“Um não sei quê, que nasce não sei onde,/Vem não sei como, e dói não sei porquê.” Luís de Camões

"Na dor lida sentem bem,/Não as duas que êle teve,/Mas só a que êles não têm." Fernando Pessoa

"Lividos astros,/Soidões lacustres.../Lemes e mastros.../E os alabastros/Dos balaustres!" Camilo Pessanha

"E eu estou feliz ainda./Mas faz-se tarde/e sei que é tempo de continuar." Helder Macedo

"Conchas, pedrinhas, pedacinhos de ossos..." Camilo Pessanha

“Vem, vagamente,/Vem, levemente,/Vem sozinha, solene, com as mãos caídas/Ao teu lado, vem” Álvaro de Campos

"Chove nela graça tanta/que dá graça à fermosura;/vai fermosa, e não segura." Luís de Camões

domingo, 19 de abril de 2015

A pequena bambu

     O "Conto da Princesa Kaguya"/"Kaguyahime Monogatari", do japonês Isao Takahata (2013), é mais um belíssimo filme de animação de um país que há várias décadas conta com uma das mais importantes escolas de cinema de animação do mundo (sobre Hayao Miyazaki ver "Uma animação principesca", de 30 de Março de 2012, e "Asas", de 22 de Março de 2015).
                    
      Senhor de um estilo de desenho animado muito próprio e original, Isao Takahata constrói este seu filme a partir de um conto tradicional japonês do Século X, "O Conto do Cortador de Bambu", o que permite melhor compreender as suas figuras tipificadas de camponeses pobres e de senhores poderosos.
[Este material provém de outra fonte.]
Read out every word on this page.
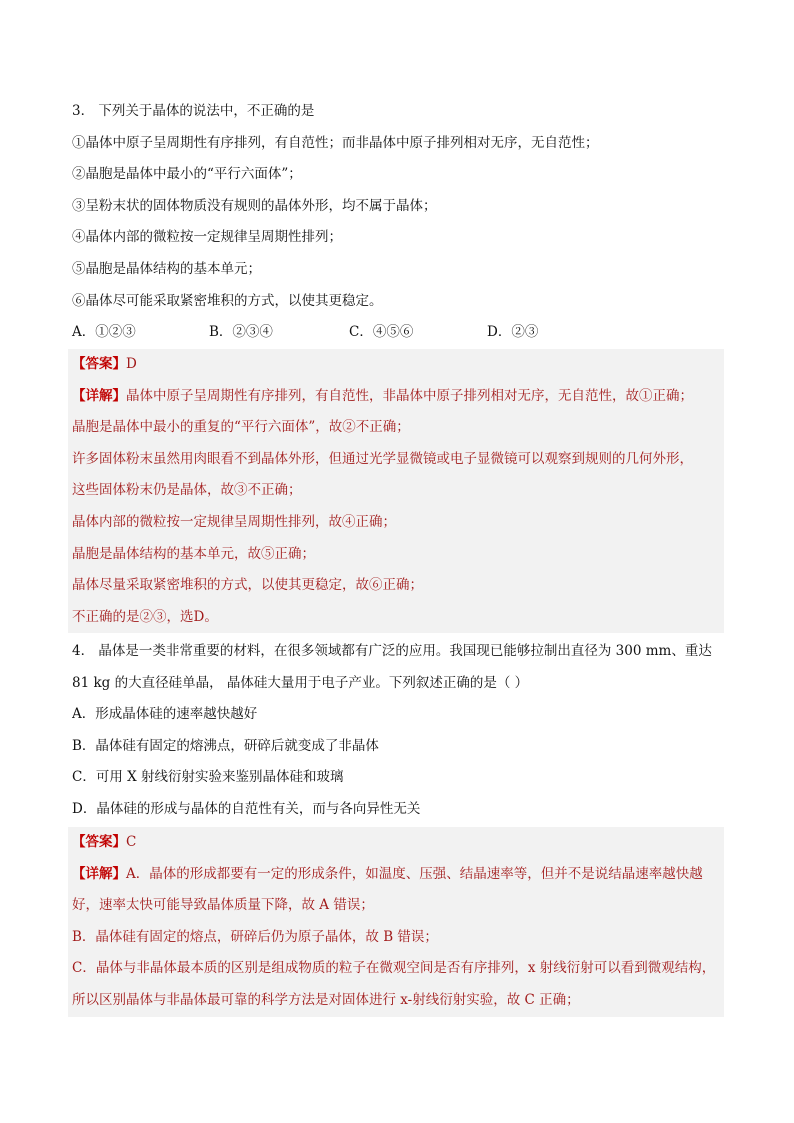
3． 下列关于晶体的说法中，不正确的是
①晶体中原子呈周期性有序排列，有自范性；而非晶体中原子排列相对无序，无自范性；
②晶胞是晶体中最小的“平行六面体”；
③呈粉末状的固体物质没有规则的晶体外形，均不属于晶体；
④晶体内部的微粒按一定规律呈周期性排列；
⑤晶胞是晶体结构的基本单元；
⑥晶体尽可能采取紧密堆积的方式，以使其更稳定。
A．①②③	B．②③④	C．④⑤⑥	D．②③
【答案】D
【详解】晶体中原子呈周期性有序排列，有自范性，非晶体中原子排列相对无序，无自范性，故①正确；
晶胞是晶体中最小的重复的“平行六面体”，故②不正确；
许多固体粉末虽然用肉眼看不到晶体外形，但通过光学显微镜或电子显微镜可以观察到规则的几何外形，
这些固体粉末仍是晶体，故③不正确；
晶体内部的微粒按一定规律呈周期性排列，故④正确；
晶胞是晶体结构的基本单元，故⑤正确；
晶体尽量采取紧密堆积的方式，以使其更稳定，故⑥正确；
不正确的是②③，选D。
4． 晶体是一类非常重要的材料，在很多领域都有广泛的应用。我国现已能够拉制出直径为 300 mm、重达
81 kg 的大直径硅单晶， 晶体硅大量用于电子产业。下列叙述正确的是（ ）
A．形成晶体硅的速率越快越好
B．晶体硅有固定的熔沸点，研碎后就变成了非晶体
C．可用 X 射线衍射实验来鉴别晶体硅和玻璃
D．晶体硅的形成与晶体的自范性有关，而与各向异性无关
【答案】C
【详解】A．晶体的形成都要有一定的形成条件，如温度、压强、结晶速率等，但并不是说结晶速率越快越
好，速率太快可能导致晶体质量下降，故 A 错误；
B．晶体硅有固定的熔点，研碎后仍为原子晶体，故 B 错误；
C．晶体与非晶体最本质的区别是组成物质的粒子在微观空间是否有序排列，x 射线衍射可以看到微观结构，
所以区别晶体与非晶体最可靠的科学方法是对固体进行 x-射线衍射实验，故 C 正确；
O acaso leva um cortador de bambu a encontrar uma criança entre as folhas e os caules, e ele vai educá-la com a sua mulher para ser uma futura princesa, enquanto os mais novos a tratam por Pequena Bambu.
     Não vou contar a história do filme, muito japonesa e muito antiga. Vou apenas chamar a atenção para o precioso desenho de Isao Takahata e da sua equipa, um trabalho talvez mais esquemático do que o de Hayao Miyazaki mas não menos expressivo que o dele - aliás ambos trabalham para o Estúdio Ghibli, de que foram co-fundadores em 1985. De facto, à semelhança dos seus filmes anteriores em "O Conto da Princesa Kaguya" o cineasta, também autor da história e co-argumentista, detém-se nos detalhes mais significativos, quer das personagens (rostos, cabelos, silhuetas, vestuário), quer do meio (os campos, os interiores das casas), com um traço preciso aberto nos contornos, criando uma dinâmica original e, com um extraordinário tratamento da cor, deixando sempre um pormenor inesperado no espaço vazio.
                     kaguya_7-800x600
    Resolvido o racconto contra as expectativas dos grandes senhores, incluindo do imperador, ele não vai favorecer Sutemaru, o amigo de infância da protagonista senão em sonho, já que a ela, mesmo se contra vontade um destino literalmente mais alto, selenita, a espera, deixando embora atrás de si o elogio da imperfeição humana, dos seus limites e dos seus pontos mais sólidos - justamente o que define os humanos.
    Este é um filme que, com uma música muito expressiva em seu favor, é para ser devorado com todos os sentidos e também com a inteligência, que ele desafia e convoca. Saúda-se aqui a súbita aparição em sequência de vários filmes do melhor da animação japonesa em Portugal. O fundamental "O Túmulo dos Pirilampos"/"Hotaru no haka" (1988) passa em 6 de Maio próximo ao princípio da noite no Arte.